Even as admission has become increasingly competitive in recent years, premier universities still extend preference to alumni children. Children whose parents have given big money in the past or are likely to pony up upon admission are ushered to the lead of the line. At nearly all top universities, the fund-raising office furnishes admissions with a list of these “development cases,” who are often accepted even if they rank near the bottom of their high school classes or have SAT scores 300-400 points below some rejected applicants. University presidents generally have a right-hand man, from Joel Fleishman at Duke to the late David Zucconi at Brown, whose role, whatever his title, is to gratify key donors and alumni, including facilitating the admission of their children.

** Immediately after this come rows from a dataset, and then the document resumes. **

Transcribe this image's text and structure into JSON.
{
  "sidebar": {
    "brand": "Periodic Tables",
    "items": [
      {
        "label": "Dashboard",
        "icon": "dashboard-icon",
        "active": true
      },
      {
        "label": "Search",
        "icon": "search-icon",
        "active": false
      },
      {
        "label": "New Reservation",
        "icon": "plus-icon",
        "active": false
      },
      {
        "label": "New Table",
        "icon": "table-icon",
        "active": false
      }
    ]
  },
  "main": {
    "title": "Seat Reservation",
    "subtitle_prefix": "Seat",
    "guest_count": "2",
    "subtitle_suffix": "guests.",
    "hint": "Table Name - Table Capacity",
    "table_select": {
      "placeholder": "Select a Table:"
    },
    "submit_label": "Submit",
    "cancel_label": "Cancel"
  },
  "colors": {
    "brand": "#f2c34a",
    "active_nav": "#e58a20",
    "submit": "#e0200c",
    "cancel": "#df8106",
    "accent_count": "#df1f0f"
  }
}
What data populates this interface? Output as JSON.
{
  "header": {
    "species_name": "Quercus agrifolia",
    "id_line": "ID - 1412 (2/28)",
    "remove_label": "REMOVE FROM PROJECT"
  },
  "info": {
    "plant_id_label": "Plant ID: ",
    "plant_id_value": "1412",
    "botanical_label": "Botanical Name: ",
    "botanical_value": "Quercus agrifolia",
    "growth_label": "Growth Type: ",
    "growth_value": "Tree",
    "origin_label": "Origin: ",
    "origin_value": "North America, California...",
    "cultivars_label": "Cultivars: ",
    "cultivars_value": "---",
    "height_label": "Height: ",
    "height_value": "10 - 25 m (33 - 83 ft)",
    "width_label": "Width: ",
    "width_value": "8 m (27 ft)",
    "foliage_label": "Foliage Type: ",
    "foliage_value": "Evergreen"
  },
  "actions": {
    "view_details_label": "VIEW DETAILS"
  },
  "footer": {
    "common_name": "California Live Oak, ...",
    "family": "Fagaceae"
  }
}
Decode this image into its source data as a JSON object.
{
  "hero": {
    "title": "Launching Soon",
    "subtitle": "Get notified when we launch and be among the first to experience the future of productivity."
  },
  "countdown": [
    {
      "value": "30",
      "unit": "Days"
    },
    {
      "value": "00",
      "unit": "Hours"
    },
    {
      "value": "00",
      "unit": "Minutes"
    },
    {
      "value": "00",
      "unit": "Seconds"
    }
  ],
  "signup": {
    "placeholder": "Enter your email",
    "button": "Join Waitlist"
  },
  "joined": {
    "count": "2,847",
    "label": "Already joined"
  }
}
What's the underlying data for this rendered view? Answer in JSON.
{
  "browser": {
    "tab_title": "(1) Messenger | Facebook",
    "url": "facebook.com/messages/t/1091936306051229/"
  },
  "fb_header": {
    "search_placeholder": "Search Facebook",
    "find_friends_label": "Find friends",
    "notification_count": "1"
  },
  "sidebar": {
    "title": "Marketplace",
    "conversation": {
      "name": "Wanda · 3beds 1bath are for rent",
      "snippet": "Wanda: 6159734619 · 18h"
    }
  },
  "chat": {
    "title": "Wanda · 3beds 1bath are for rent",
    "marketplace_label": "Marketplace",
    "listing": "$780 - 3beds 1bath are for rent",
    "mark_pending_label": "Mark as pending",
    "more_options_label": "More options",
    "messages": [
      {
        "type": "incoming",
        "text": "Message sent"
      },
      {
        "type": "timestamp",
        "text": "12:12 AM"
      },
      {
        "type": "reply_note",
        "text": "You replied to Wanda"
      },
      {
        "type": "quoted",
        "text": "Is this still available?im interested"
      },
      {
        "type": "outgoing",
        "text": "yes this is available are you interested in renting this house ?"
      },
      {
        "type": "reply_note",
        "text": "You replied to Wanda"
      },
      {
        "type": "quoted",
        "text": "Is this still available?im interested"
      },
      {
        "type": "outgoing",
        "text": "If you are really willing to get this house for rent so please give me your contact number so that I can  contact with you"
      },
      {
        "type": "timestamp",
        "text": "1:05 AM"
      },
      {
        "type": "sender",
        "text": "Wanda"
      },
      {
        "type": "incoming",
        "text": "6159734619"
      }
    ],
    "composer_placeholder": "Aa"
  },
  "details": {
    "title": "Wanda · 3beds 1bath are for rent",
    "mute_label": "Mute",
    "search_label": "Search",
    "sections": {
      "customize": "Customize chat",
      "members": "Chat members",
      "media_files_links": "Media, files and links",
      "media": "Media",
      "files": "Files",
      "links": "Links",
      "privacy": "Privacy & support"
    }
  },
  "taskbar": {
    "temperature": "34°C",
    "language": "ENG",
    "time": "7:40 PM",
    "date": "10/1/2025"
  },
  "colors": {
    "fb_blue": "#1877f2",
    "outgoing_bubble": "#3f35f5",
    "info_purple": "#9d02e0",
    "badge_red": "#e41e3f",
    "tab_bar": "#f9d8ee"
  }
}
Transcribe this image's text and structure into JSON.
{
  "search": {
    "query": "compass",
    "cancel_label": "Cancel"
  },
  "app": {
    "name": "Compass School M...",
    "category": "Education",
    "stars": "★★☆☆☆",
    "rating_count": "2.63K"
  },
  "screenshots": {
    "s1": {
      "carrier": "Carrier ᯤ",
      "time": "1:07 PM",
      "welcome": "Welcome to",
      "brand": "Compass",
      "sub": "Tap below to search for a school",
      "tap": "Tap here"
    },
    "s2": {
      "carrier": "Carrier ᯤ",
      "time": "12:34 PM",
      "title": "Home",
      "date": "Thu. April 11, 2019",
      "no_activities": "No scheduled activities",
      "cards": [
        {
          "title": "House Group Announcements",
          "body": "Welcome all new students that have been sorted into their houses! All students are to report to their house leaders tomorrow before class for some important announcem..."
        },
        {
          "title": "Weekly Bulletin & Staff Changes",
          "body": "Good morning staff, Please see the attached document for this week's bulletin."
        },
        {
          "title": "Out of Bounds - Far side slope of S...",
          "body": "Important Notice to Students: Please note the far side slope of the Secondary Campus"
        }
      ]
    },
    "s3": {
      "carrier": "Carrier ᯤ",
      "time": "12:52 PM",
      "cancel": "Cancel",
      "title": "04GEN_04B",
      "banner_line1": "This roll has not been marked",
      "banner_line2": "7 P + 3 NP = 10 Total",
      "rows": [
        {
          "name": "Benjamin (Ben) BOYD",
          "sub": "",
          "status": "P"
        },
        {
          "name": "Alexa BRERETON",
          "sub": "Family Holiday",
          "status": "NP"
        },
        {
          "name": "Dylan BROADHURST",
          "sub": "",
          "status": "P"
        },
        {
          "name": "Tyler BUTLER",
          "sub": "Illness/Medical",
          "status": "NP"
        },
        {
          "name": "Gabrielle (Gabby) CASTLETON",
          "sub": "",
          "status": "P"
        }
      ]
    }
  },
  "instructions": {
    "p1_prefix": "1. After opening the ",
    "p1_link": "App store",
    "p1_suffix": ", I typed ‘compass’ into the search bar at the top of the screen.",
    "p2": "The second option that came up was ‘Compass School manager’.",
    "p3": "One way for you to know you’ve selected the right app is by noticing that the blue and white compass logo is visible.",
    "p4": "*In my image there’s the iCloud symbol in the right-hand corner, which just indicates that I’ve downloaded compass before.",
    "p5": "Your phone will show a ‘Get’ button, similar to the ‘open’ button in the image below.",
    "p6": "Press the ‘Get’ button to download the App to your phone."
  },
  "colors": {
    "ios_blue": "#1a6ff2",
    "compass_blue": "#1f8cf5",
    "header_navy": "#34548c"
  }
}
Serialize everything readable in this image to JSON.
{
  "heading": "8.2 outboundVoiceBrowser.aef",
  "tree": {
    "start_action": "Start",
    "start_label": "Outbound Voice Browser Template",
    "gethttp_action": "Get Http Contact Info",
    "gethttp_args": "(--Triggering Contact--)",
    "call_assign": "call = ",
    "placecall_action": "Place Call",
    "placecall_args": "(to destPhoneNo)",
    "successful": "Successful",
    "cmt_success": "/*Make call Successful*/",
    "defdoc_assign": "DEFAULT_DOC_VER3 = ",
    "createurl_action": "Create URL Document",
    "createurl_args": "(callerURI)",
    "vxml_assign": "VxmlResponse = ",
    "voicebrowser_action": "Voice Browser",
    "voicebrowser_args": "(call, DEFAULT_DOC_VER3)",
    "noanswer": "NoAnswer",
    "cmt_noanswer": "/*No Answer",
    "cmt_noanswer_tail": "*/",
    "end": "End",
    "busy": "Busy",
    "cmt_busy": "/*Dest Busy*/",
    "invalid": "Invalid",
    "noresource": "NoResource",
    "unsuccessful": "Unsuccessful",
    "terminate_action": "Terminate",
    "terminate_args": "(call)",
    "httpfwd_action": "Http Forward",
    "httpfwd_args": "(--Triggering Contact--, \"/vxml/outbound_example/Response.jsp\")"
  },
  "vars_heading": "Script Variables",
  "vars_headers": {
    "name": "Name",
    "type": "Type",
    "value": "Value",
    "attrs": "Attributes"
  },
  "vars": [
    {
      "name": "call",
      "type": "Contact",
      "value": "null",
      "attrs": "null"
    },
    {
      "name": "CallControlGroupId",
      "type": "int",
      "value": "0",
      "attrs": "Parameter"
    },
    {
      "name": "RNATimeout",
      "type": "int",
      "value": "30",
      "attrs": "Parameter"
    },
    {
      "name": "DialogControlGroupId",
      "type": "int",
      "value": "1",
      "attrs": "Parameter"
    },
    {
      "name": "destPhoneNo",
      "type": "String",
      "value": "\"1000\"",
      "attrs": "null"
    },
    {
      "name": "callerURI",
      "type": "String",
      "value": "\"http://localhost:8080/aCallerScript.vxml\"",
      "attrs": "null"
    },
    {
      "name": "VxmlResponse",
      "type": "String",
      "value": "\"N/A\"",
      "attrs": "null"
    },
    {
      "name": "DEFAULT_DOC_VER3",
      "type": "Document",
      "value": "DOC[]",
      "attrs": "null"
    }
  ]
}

In 2016, Golden wrote a piece for ProPublica, co-published with the Guardian, about President Trump’s son-in-law, Jared Kushner, that said in part:
My book exposed a grubby secret of American higher education: that the rich buy their under-achieving children’s way into elite universities with massive, tax-deductible donations. It reported that New Jersey real estate developer Charles Kushner had pledged $2.5 million to Harvard University in 1998, not long before his son Jared was admitted to the prestigious Ivy League school. At the time, Harvard accepted about one of every nine applicants. (Nowadays, it only takes one out of twenty.)
I also quoted administrators at Jared’s high school, who described him as a less than stellar student and expressed dismay at Harvard’s decision. “There was no way anybody in the administrative office of the school thought he would on the merits get into Harvard,” a former official at The Frisch School in Paramus, New Jersey, told me. “His GPA did not warrant it, his SAT scores did not warrant it. We thought for sure, there was no way this was going to happen. Then, lo and behold, Jared was accepted. It was a little bit disappointing because there were at the time other kids we thought should really get in on the merits, and they did not.”
Risa Heller, a spokeswoman for Kushner Companies, said in an email . . . that “the allegation” that Charles Kushner’s gift to Harvard was related to Jared’s admission “is and always has been false.”